About Josiah Schmidt

Welcome to my site! My name is Josiah Schmidt, and I am a professional genealogist based (as of 2013) in Emmetsburg, Iowa. Having spent the last several years as a political consultant for civil liberties oriented causes, I am now transitioning to my true passion of conducting investigative genealogical research professionally.

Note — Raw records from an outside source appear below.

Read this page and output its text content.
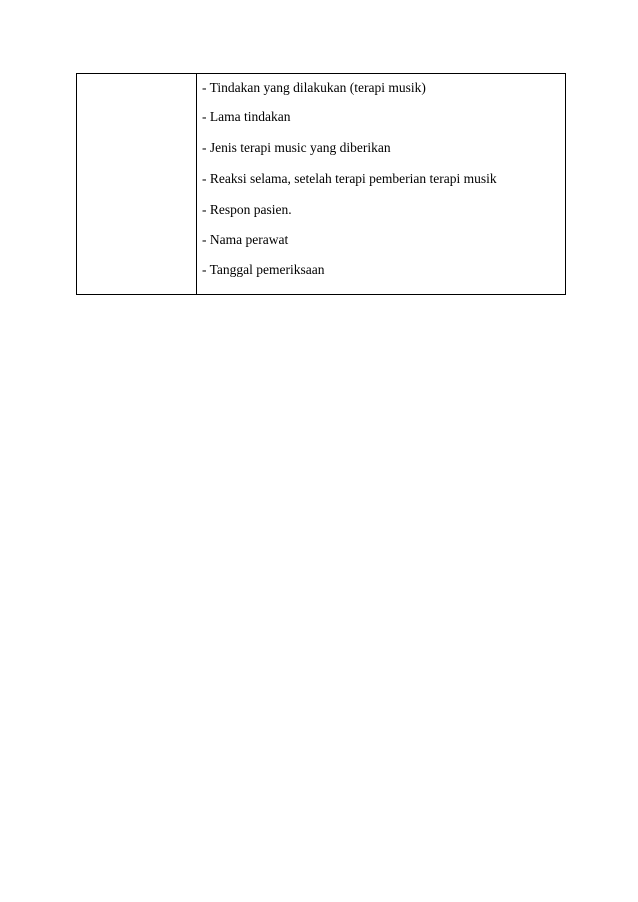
- Tindakan yang dilakukan (terapi musik)
- Lama tindakan
- Jenis terapi music yang diberikan
- Reaksi selama, setelah terapi pemberian terapi musik
- Respon pasien.
- Nama perawat
- Tanggal pemeriksaan
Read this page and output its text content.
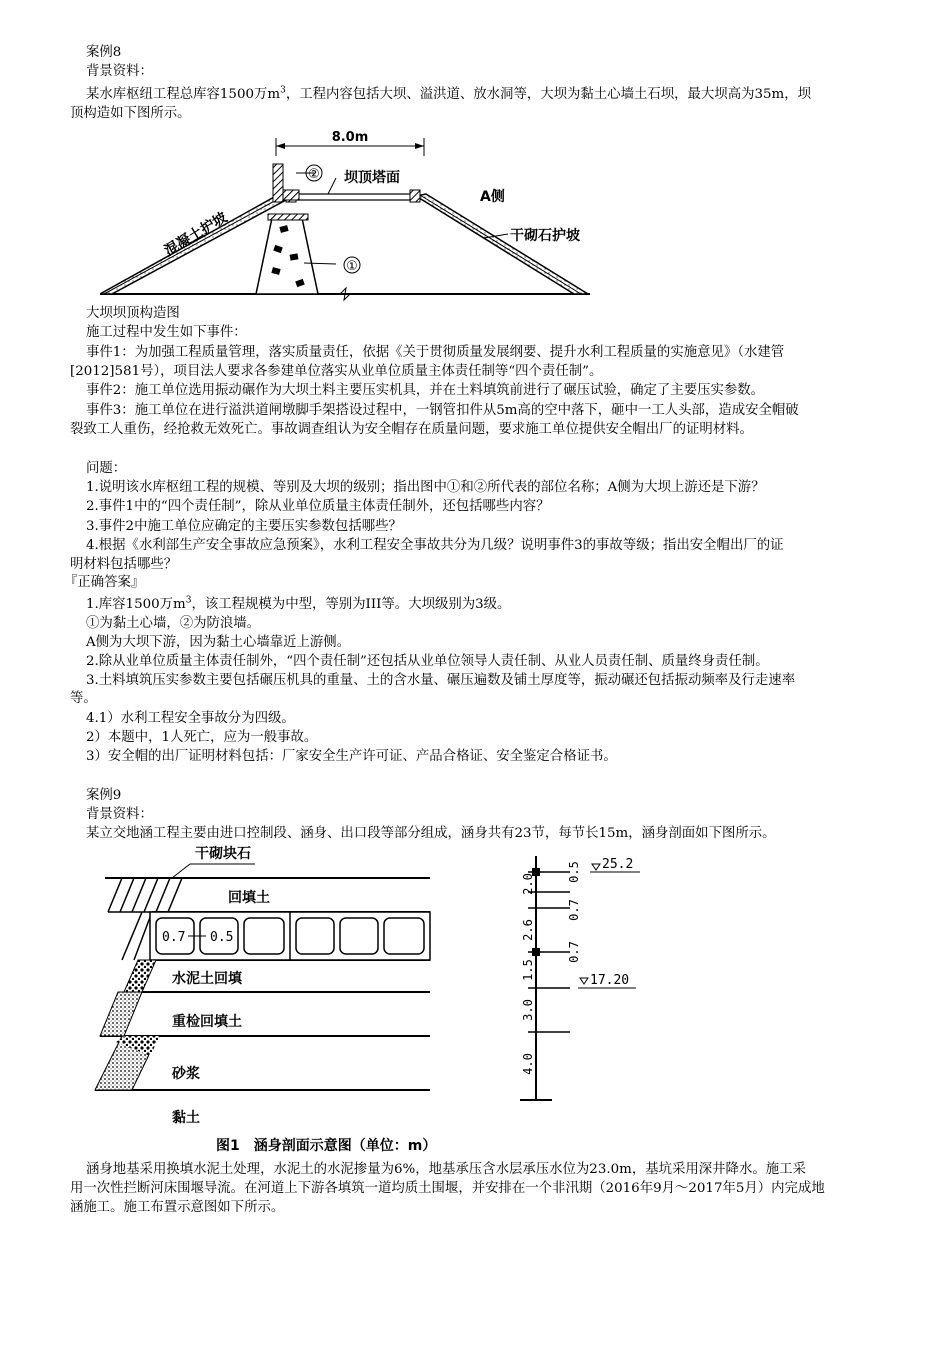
案例8
背景资料：
某水库枢纽工程总库容1500万$m^3$，工程内容包括大坝、溢洪道、放水洞等，大坝为黏土心墙土石坝，最大坝高为35m，坝
顶构造如下图所示。
8.0m
②
①
坝顶塔面
A侧
干砌石护坡
混凝土护坡
大坝坝顶构造图
施工过程中发生如下事件：
事件1：为加强工程质量管理，落实质量责任，依据《关于贯彻质量发展纲要、提升水利工程质量的实施意见》（水建管
[2012]581号），项目法人要求各参建单位落实从业单位质量主体责任制等“四个责任制”。
事件2：施工单位选用振动碾作为大坝土料主要压实机具，并在土料填筑前进行了碾压试验，确定了主要压实参数。
事件3：施工单位在进行溢洪道闸墩脚手架搭设过程中，一钢管扣件从5m高的空中落下，砸中一工人头部，造成安全帽破
裂致工人重伤，经抢救无效死亡。事故调查组认为安全帽存在质量问题，要求施工单位提供安全帽出厂的证明材料。
问题：
1.说明该水库枢纽工程的规模、等别及大坝的级别；指出图中①和②所代表的部位名称；A侧为大坝上游还是下游？
2.事件1中的“四个责任制”，除从业单位质量主体责任制外，还包括哪些内容？
3.事件2中施工单位应确定的主要压实参数包括哪些？
4.根据《水利部生产安全事故应急预案》，水利工程安全事故共分为几级？说明事件3的事故等级；指出安全帽出厂的证
明材料包括哪些？
『正确答案』
1.库容1500万$m^3$，该工程规模为中型，等别为III等。大坝级别为3级。
①为黏土心墙，②为防浪墙。
A侧为大坝下游，因为黏土心墙靠近上游侧。
2.除从业单位质量主体责任制外，“四个责任制”还包括从业单位领导人责任制、从业人员责任制、质量终身责任制。
3.土料填筑压实参数主要包括碾压机具的重量、土的含水量、碾压遍数及铺土厚度等，振动碾还包括振动频率及行走速率
等。
4.1）水利工程安全事故分为四级。
2）本题中，1人死亡，应为一般事故。
3）安全帽的出厂证明材料包括：厂家安全生产许可证、产品合格证、安全鉴定合格证书。
案例9
背景资料：
某立交地涵工程主要由进口控制段、涵身、出口段等部分组成，涵身共有23节，每节长15m，涵身剖面如下图所示。
干砌块石
0.7 0.5
回填土
水泥土回填
重检回填土
砂浆
黏土
2.0
2.6
1.5
3.0
4.0
0.5
0.7
0.7
25.2
17.20
图1　涵身剖面示意图（单位：m）
涵身地基采用换填水泥土处理，水泥土的水泥掺量为6%，地基承压含水层承压水位为23.0m，基坑采用深井降水。施工采
用一次性拦断河床围堰导流。在河道上下游各填筑一道均质土围堰，并安排在一个非汛期（2016年9月～2017年5月）内完成地
涵施工。施工布置示意图如下所示。
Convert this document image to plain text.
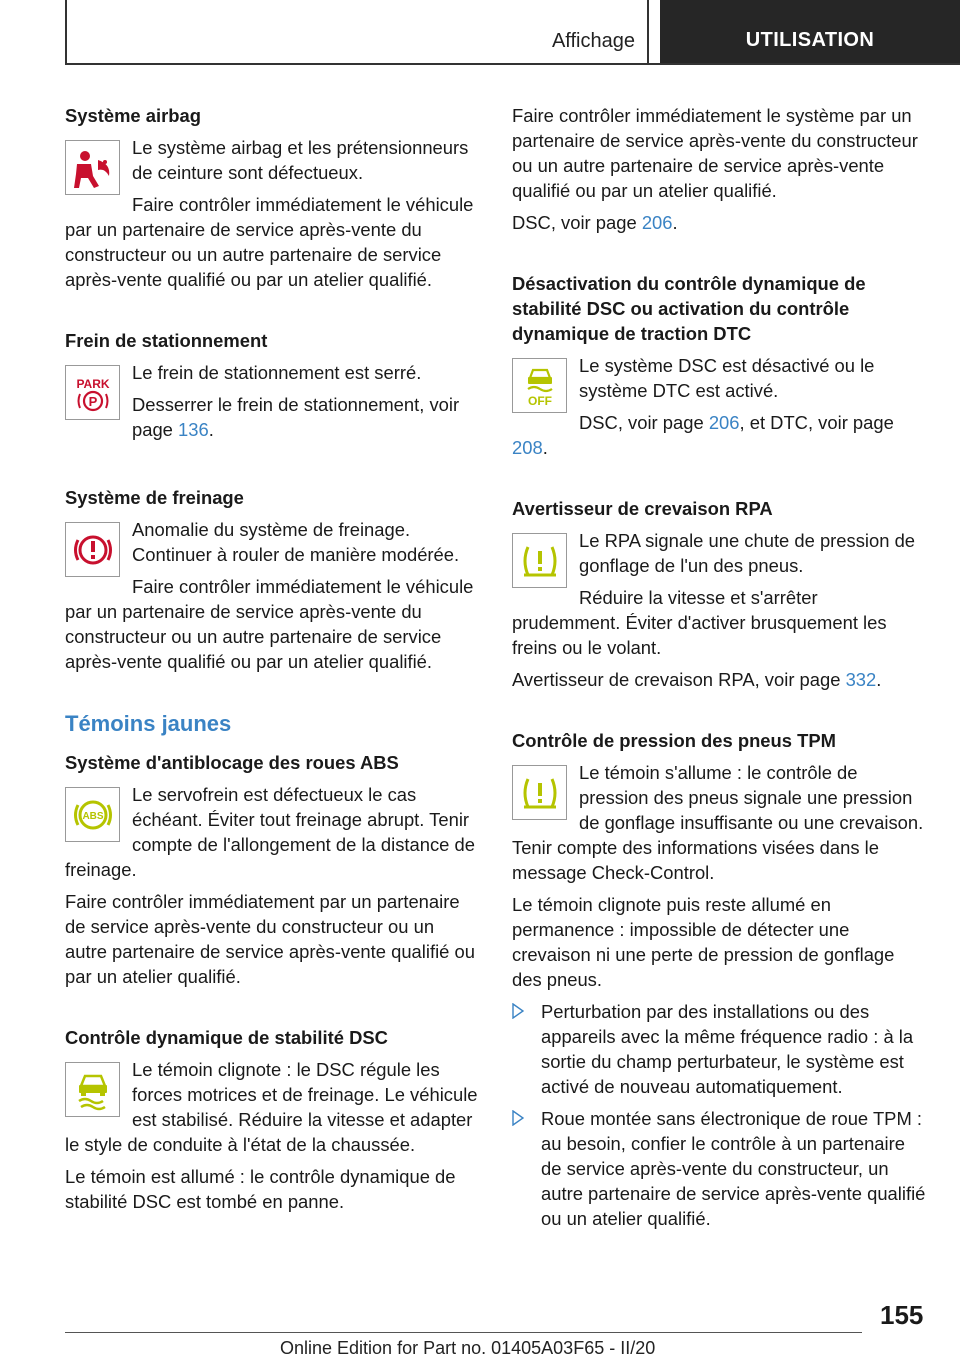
Affichage	UTILISATION
Système airbag
Le système airbag et les prétensionneurs de ceinture sont défectueux.
Faire contrôler immédiatement le véhicule par un partenaire de service après-vente du constructeur ou un autre partenaire de service après-vente qualifié ou par un atelier qualifié.
Frein de stationnement
PARK
P
Le frein de stationnement est serré.
Desserrer le frein de stationnement, voir page 136.
Système de freinage
Anomalie du système de freinage. Continuer à rouler de manière modérée.
Faire contrôler immédiatement le véhicule par un partenaire de service après-vente du constructeur ou un autre partenaire de service après-vente qualifié ou par un atelier qualifié.
Témoins jaunes
Système d'antiblocage des roues ABS
ABS
Le servofrein est défectueux le cas échéant. Éviter tout freinage abrupt. Tenir compte de l'allongement de la distance de freinage.
Faire contrôler immédiatement par un partenaire de service après-vente du constructeur ou un autre partenaire de service après-vente qualifié ou par un atelier qualifié.
Contrôle dynamique de stabilité DSC
Le témoin clignote : le DSC régule les forces motrices et de freinage. Le véhicule est stabilisé. Réduire la vitesse et adapter le style de conduite à l'état de la chaussée.
Le témoin est allumé : le contrôle dynamique de stabilité DSC est tombé en panne.
Faire contrôler immédiatement le système par un partenaire de service après-vente du constructeur ou un autre partenaire de service après-vente qualifié ou par un atelier qualifié.
DSC, voir page 206.
Désactivation du contrôle dynamique de stabilité DSC ou activation du contrôle dynamique de traction DTC
OFF
Le système DSC est désactivé ou le système DTC est activé.
DSC, voir page 206, et DTC, voir page 208.
Avertisseur de crevaison RPA
Le RPA signale une chute de pression de gonflage de l'un des pneus.
Réduire la vitesse et s'arrêter prudemment. Éviter d'activer brusquement les freins ou le volant.
Avertisseur de crevaison RPA, voir page 332.
Contrôle de pression des pneus TPM
Le témoin s'allume : le contrôle de pression des pneus signale une pression de gonflage insuffisante ou une crevaison. Tenir compte des informations visées dans le message Check-Control.
Le témoin clignote puis reste allumé en permanence : impossible de détecter une crevaison ni une perte de pression de gonflage des pneus.
Perturbation par des installations ou des appareils avec la même fréquence radio : à la sortie du champ perturbateur, le système est activé de nouveau automatiquement.
Roue montée sans électronique de roue TPM : au besoin, confier le contrôle à un partenaire de service après-vente du constructeur, un autre partenaire de service après-vente qualifié ou un atelier qualifié.
155
Online Edition for Part no. 01405A03F65 - II/20
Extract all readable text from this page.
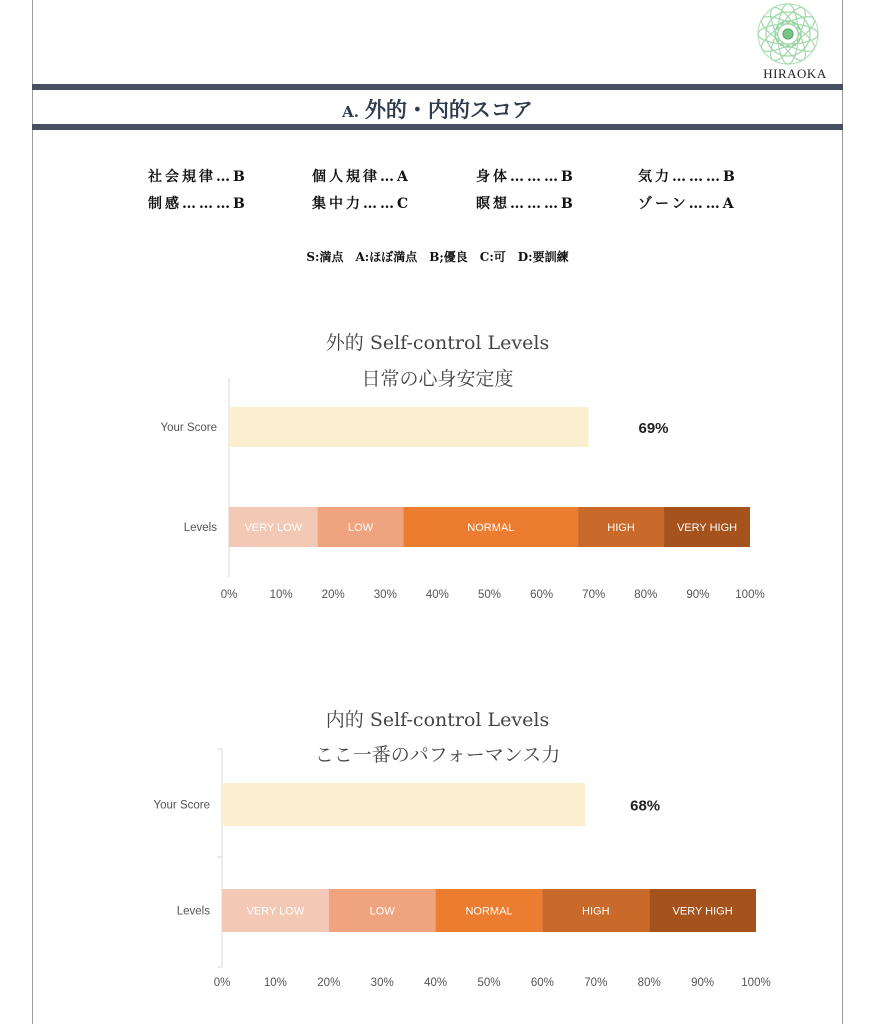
HIRAOKA
A. 外的・内的スコア
社会規律…B	個人規律…A	身体………B	気力………B
制感………B	集中力……C	瞑想………B	ゾーン……A
S:満点　A:ほぼ満点　B;優良　C:可　D:要訓練
外的 Self-control Levels
日常の心身安定度
69%
Your Score
VERY LOW	LOW	NORMAL	HIGH	VERY HIGH
Levels
0%	10%	20%	30%	40%	50%	60%	70%	80%	90% 100%
内的 Self-control Levels
ここ一番のパフォーマンス力
68%
Your Score
VERY LOW	LOW	NORMAL	HIGH	VERY HIGH
Levels
0%	10%	20%	30%	40%	50%	60%	70%	80%	90% 100%
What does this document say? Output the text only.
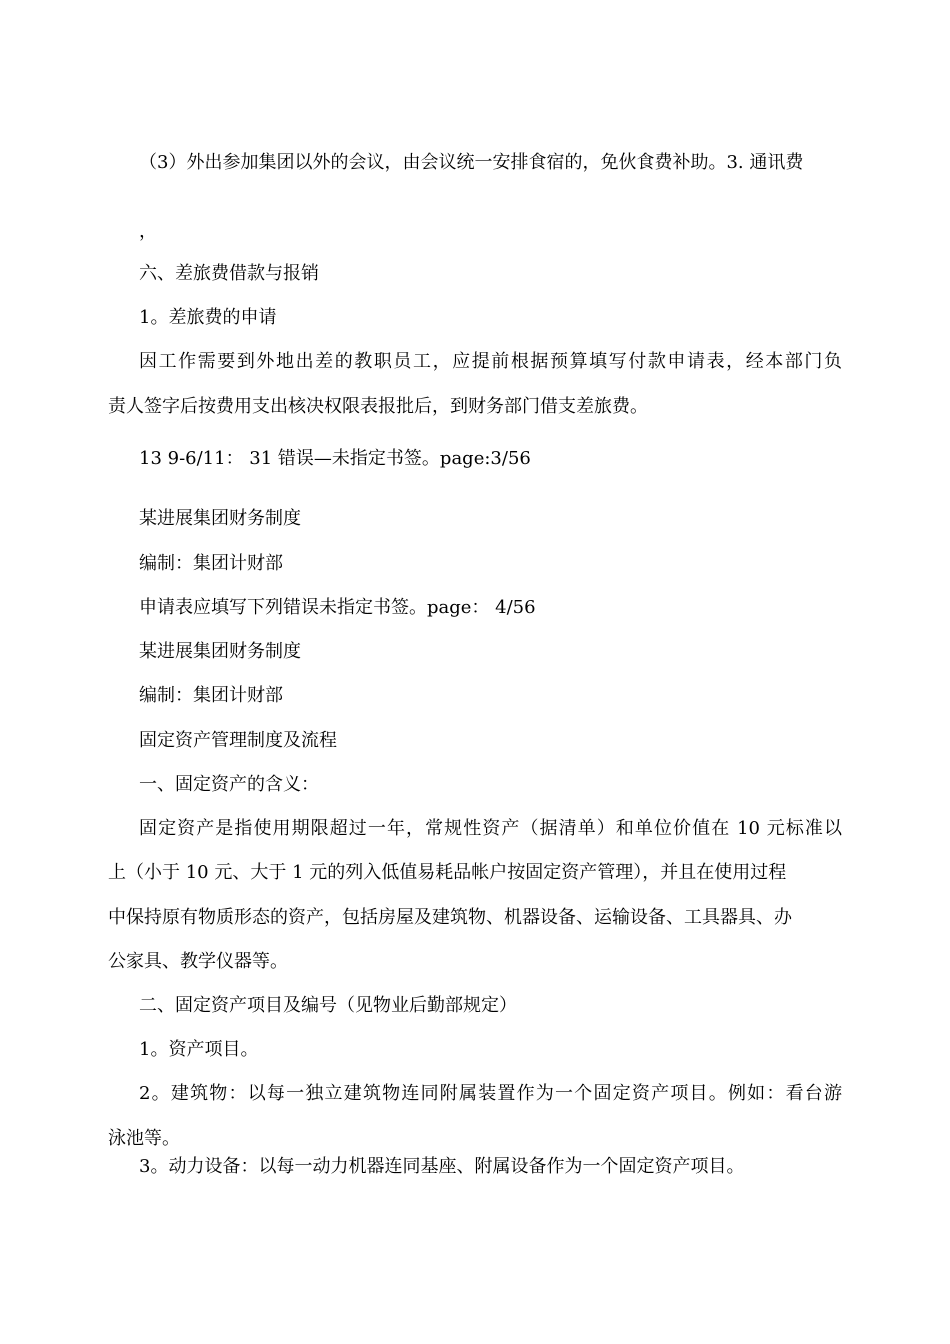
（3）外出参加集团以外的会议，由会议统一安排食宿的，免伙食费补助。3. 通讯费

，

六、差旅费借款与报销

1。差旅费的申请

因工作需要到外地出差的教职员工，应提前根据预算填写付款申请表，经本部门负

责人签字后按费用支出核决权限表报批后，到财务部门借支差旅费。

13 9-6/11： 31 错误—未指定书签。page:3/56

某进展集团财务制度

编制：集团计财部

申请表应填写下列错误未指定书签。page： 4/56

某进展集团财务制度

编制：集团计财部

固定资产管理制度及流程

一、固定资产的含义：

固定资产是指使用期限超过一年，常规性资产（据清单）和单位价值在 10 元标准以

上（小于 10 元、大于 1 元的列入低值易耗品帐户按固定资产管理），并且在使用过程

中保持原有物质形态的资产，包括房屋及建筑物、机器设备、运输设备、工具器具、办

公家具、教学仪器等。

二、固定资产项目及编号（见物业后勤部规定）

1。资产项目。

2。建筑物：以每一独立建筑物连同附属装置作为一个固定资产项目。例如：看台游

泳池等。

3。动力设备：以每一动力机器连同基座、附属设备作为一个固定资产项目。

I was born in Pueblo, Colorado on June 24, 1986, to Rev. Kent Schmidt (who became a chaplain in the US Air Force) and Dr. Laurie (Johnson) Schmidt, both college educators. Being in a military family, I spent much of my childhood moving around the world to places like Greece and England, before my family finally resettled in rural northwest Iowa to be nearer to our extended family. I grew up in the town of Mallard, Iowa, and graduated from West Bend-Mallard High School in West Bend, Iowa. After high school, I earned a Bachelor’s degree from Wright State University in Ohio, before moving to California for political work. I founded the organization “Johnson for America,” through which I started and spearheaded the effort to convince former New Mexico Gov. Gary Johnson to return to politics and run for president. This was followed by actually working on Gov. Johnson’s 2012 presidential campaign as social media director. For a few years, I operated a nonpartisan political consulting firm assisting pro-civil liberty causes. My political ideology morphed over the years from conservative (as a high schooler) to right-leaning libertarian (in college) to left-leaning libertarian; as of now, I would classify myself as an independent-thinking moderate who supports Democrats most of the time. Having become frankly disillusioned with many of the more right-wing causes and candidates I worked for in my earlier years, I opted for a career change. Now I am back in Iowa and looking forward to reconnecting more further with my own extended family and roots as I help clients reconnect with theirs.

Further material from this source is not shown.